Panic has gripped Cameroon's capital, Yaounde, after a confidential letter from the country's defense minister leaked to social media stating that Boko Haram terrorists had arrived in the city.
The letter from Joseph Beti Assomo to top military officers called for vigilance and additional deployment of troops to ministerial buildings and public areas, such as markets, churches and schools. Military officials said the leak occurred because of lapses in their information system.
In light of the information, some residents have decided to lie low. Businesswoman Belinda Tatah said that when she heard Assomo had urged the military to stop a possible terrorist attack in the capital, she decided to avoid all public places and gatherings.
"You know, if the minister of defense signs a confidential note that there are terrorists in town, any normal human being should be afraid," Tatah said. "That is why I have decided not to go out, because I am too scared."
The letter called for increased security at government buildings, army barracks, military hospitals and “crowded" public places. It also called for collaboration between the public and vigilante groups.
Security staff deployed
Adrien Njoya, an official at a private security company that filters access to major hotels in Yaounde, said he deployed more of his staff when they were informed of the threats. He said that because the enemy was reportedly at work, he had asked his staff to thoroughly search everyone, even their brothers and sisters who come visiting. He said everyone visiting the hotel should be identified.

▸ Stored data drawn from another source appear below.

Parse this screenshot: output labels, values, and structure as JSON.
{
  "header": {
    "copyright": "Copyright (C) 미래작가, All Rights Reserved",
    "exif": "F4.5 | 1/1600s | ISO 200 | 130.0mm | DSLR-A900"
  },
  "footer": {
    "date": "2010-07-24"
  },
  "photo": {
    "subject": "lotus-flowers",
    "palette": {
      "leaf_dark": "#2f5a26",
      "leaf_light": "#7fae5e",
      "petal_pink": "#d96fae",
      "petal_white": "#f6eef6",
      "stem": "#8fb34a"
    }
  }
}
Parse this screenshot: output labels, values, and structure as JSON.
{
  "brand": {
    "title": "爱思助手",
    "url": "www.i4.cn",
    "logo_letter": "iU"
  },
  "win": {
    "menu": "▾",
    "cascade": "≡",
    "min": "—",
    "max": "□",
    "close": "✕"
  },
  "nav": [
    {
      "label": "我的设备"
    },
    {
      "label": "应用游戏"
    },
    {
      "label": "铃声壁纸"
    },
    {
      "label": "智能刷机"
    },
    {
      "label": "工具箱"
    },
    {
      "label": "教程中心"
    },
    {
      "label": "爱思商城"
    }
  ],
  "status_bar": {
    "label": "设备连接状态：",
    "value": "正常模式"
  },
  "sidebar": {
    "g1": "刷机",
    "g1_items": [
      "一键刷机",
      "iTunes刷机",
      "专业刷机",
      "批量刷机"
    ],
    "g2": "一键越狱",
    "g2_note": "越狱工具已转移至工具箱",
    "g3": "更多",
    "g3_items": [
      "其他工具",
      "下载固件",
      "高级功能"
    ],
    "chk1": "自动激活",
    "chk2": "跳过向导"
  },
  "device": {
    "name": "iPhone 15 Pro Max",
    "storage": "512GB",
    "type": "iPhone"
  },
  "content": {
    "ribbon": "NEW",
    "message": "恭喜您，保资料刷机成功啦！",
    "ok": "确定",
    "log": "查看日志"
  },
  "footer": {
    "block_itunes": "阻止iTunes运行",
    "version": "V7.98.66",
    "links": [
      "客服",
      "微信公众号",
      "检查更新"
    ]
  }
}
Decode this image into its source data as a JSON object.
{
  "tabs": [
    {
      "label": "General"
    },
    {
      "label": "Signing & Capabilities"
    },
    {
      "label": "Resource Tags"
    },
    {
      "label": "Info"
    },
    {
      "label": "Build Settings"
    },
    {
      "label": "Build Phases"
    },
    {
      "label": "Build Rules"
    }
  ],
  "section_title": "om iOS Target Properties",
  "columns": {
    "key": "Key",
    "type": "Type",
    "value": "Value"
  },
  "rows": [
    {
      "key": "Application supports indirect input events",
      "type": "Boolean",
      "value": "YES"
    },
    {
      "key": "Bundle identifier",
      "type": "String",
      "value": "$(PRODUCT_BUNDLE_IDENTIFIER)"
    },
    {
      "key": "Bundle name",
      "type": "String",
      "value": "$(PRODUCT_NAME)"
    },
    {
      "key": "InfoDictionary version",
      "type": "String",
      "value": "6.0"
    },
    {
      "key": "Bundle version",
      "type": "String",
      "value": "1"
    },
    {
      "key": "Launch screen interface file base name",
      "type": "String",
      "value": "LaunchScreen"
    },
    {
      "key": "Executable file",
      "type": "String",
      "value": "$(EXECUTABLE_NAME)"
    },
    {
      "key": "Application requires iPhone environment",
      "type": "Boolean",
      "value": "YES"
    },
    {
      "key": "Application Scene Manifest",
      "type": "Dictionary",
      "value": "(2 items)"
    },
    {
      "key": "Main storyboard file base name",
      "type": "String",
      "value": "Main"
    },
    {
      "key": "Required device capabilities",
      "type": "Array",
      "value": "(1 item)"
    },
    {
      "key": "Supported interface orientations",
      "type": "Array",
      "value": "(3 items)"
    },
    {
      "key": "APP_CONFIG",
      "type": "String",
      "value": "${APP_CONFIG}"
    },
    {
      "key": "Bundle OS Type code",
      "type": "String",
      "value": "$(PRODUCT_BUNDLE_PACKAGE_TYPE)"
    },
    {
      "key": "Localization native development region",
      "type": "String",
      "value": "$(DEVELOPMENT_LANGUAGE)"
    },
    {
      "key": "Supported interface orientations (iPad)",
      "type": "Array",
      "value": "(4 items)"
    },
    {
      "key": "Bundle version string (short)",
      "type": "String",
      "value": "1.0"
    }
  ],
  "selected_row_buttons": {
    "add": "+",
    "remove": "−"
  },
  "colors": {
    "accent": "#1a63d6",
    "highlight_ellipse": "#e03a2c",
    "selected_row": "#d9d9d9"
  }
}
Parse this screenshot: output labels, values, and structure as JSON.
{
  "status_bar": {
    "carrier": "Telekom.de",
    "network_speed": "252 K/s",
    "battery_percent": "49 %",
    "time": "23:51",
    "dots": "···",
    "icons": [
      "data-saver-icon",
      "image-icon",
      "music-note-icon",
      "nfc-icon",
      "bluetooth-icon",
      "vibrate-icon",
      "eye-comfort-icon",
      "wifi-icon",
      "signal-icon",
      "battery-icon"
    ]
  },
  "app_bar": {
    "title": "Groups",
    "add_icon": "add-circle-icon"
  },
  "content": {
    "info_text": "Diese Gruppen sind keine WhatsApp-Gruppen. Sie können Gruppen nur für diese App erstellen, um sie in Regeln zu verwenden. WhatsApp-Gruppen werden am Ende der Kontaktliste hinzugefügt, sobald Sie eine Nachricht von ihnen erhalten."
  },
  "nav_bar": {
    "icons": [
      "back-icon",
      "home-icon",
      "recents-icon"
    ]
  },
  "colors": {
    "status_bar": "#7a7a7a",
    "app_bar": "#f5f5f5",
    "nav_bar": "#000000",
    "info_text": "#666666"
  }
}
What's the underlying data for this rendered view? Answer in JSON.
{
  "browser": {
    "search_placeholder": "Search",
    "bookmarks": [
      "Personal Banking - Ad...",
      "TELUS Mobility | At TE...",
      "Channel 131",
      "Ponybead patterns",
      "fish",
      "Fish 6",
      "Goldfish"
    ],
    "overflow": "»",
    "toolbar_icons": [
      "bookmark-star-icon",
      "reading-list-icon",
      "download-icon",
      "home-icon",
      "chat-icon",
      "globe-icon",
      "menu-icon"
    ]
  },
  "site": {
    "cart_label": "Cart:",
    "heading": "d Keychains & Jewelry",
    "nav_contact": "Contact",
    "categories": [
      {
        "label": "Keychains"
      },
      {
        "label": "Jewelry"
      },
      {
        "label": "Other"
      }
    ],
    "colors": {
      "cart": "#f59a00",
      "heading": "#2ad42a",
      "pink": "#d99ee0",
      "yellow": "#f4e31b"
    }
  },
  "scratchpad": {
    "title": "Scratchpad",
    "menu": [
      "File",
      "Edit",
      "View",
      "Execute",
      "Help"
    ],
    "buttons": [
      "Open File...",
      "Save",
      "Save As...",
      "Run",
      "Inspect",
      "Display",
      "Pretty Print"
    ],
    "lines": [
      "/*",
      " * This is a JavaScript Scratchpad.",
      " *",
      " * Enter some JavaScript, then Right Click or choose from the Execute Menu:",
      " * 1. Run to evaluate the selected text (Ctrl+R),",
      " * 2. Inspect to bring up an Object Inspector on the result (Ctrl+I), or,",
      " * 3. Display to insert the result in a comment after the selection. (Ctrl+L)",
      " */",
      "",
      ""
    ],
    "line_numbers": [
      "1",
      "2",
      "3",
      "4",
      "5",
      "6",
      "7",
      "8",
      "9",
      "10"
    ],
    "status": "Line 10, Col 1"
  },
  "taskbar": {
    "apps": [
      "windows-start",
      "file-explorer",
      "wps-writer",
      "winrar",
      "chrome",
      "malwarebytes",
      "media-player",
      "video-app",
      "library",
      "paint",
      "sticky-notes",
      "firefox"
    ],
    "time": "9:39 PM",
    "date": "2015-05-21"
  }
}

Assomo instructed the head of the brigade that protects citizens in the capital to be vigilant and to track suspects immediately. He said intelligence gathering should be intensified immediately and that economic activity, political institutions, diplomatic missions and all foreigners living in Cameroon should be protected. He said terrorism threats in Yaounde were real.
Since their insurgency spilled over into Cameroon three years ago, Boko Haram terrorists have operated only on the country's northern border with Nigeria. No attacks have been reported in the southern parts of the central African state.
Historically, large open markets, hotels, parks and sporting venues have been targeted by terrorists. Some countries have advised their citizens to maintain restrictions on travel to northern Cameroon, especially travel within 100 kilometers of the border with Nigeria’s Adamawa and Borno states.
Diplomatic missions, including the U.S. Embassy in Yaounde, urged expatriates to exercise caution.